Awesome. I think they repayed it though, not replayed it! ;-)

Tesla is the living proof that NOT all government loans are wasted. In fact, only 2% are.

A responsible government should help to finance local innovations with low cost loans and/or with direct investment alone side private investors. Hand outs, grants and tax credits are not really required and should be avoided.

Taking qualified risks is often required to develop new industries and to keep the country in the lead. USA needs 100++ more Tesla to ensure that the country will keep moving ahead.

USA should move ahead more aggressively with composites, 3D printing, improved batteries, improved FC & transfomers, lighter electrified vehicles, more clean electricity production, electrified light airplanes, etc.

Ponsi scheme alert!

http://mediamatters.org/blog/2013/05/16/video-foxs-tesla-re-coil/194101


Kit P may be running out of logical arguments soon?

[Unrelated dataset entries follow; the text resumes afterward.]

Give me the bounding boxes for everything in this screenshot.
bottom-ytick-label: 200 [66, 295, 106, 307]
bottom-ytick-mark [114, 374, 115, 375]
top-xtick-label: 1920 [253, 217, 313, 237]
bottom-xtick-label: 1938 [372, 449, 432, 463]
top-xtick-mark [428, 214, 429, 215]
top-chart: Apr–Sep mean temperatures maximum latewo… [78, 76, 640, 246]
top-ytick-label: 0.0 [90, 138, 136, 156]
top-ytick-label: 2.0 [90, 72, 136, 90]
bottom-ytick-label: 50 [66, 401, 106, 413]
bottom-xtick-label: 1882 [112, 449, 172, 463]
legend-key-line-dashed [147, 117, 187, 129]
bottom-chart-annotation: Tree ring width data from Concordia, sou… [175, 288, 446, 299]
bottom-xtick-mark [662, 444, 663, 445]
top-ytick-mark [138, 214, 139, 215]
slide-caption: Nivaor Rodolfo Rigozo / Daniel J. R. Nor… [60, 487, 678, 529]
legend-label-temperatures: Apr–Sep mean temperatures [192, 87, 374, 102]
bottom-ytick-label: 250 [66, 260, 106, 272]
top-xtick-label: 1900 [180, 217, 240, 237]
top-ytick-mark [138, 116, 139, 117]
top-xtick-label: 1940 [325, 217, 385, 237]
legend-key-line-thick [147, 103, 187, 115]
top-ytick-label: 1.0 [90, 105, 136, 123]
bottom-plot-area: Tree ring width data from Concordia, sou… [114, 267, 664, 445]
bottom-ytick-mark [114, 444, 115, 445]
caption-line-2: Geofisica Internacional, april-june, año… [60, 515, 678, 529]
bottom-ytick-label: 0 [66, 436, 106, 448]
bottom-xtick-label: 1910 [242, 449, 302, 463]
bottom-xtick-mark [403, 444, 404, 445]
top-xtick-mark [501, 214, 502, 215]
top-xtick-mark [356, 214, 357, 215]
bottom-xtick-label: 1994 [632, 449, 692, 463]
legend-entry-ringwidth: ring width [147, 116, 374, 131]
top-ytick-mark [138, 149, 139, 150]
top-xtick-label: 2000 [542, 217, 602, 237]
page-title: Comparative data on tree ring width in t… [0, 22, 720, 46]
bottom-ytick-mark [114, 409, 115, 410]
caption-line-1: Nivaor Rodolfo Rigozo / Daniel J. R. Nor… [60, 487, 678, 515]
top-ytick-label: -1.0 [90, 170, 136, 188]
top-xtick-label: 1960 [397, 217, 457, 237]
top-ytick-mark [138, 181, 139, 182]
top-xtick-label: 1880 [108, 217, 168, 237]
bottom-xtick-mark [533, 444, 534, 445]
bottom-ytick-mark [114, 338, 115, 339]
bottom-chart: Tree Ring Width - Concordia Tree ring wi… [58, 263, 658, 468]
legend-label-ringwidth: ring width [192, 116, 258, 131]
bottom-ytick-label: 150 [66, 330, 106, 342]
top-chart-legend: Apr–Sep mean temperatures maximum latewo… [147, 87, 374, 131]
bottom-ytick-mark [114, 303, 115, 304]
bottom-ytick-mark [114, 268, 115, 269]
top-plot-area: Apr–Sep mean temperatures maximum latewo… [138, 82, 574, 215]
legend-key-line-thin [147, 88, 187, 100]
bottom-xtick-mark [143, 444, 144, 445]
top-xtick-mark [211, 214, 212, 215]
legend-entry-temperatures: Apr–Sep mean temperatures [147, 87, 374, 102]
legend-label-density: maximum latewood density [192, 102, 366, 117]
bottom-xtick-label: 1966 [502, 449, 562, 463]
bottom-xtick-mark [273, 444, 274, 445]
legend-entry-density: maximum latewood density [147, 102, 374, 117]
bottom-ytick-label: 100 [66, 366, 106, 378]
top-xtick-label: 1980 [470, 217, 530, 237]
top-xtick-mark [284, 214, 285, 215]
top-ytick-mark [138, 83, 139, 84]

Harvey, Interesting statement that only 2% are bad loans. Could you tell me where you found that info, also is that 2% of the number of loans or 2% of the money that was loaned. Big difference. Thanks

I do not think that they are a Ponsi scheme as the data is out there for anyone to look at and the company is not a scam but they were able to pay off the debt by selling stock at what is probably an unrealistically high price. The current price to earnings (PE) ratio is undefined as they are running a loss but the forward PE based on what profits they expect to make next year is 1744.80 Most stocks that are not growing rapidly have a price to earnings ratio somewhere between 10 and 20. GM has a PE of 11.44 and a forward PE of 9.93, GE is 16.68 and 14.42, Caterpillar is 11.80 and 12.57, Valero Oil is 7.14 and 7.54, Google is 26.48 and 19.41. If Tesla could sell 50,000 cars per year and make $5000 profit per car (some big ifs), the price to earnings ratio would still be around 40. Caveat emptor

I believe Tesla stock price is benefiting from a short squeeze along with recent good company news. Current price does seem highly optimistic, considering future risks. I might short it now, if I weren't allergic to short selling. I like to sleep at night.

>> I might short it now, if I weren't allergic to short selling. I like to sleep at night. <<

Nick, so why not buy put options? Then you can sleep knowing the maximum you can lose is what you paid for the options. Just a thought...

Treasury says that loans refunds will be/are close to 98%. It seems to be based on the $ value?

Hand outs, Grants and Tax Credits are not loans and are excluded. Those three should be stopped (or declared non-constitutional?) in favor of low cost loans and direct risk capital participation. No government should be allowed to give public $$$ to private industries.

Loans with interest are not just a debt but also a cost. By paying off this government loan early the company is doing their investors a service by reducing future costs. That's not a Ponsi scheme that's just good business.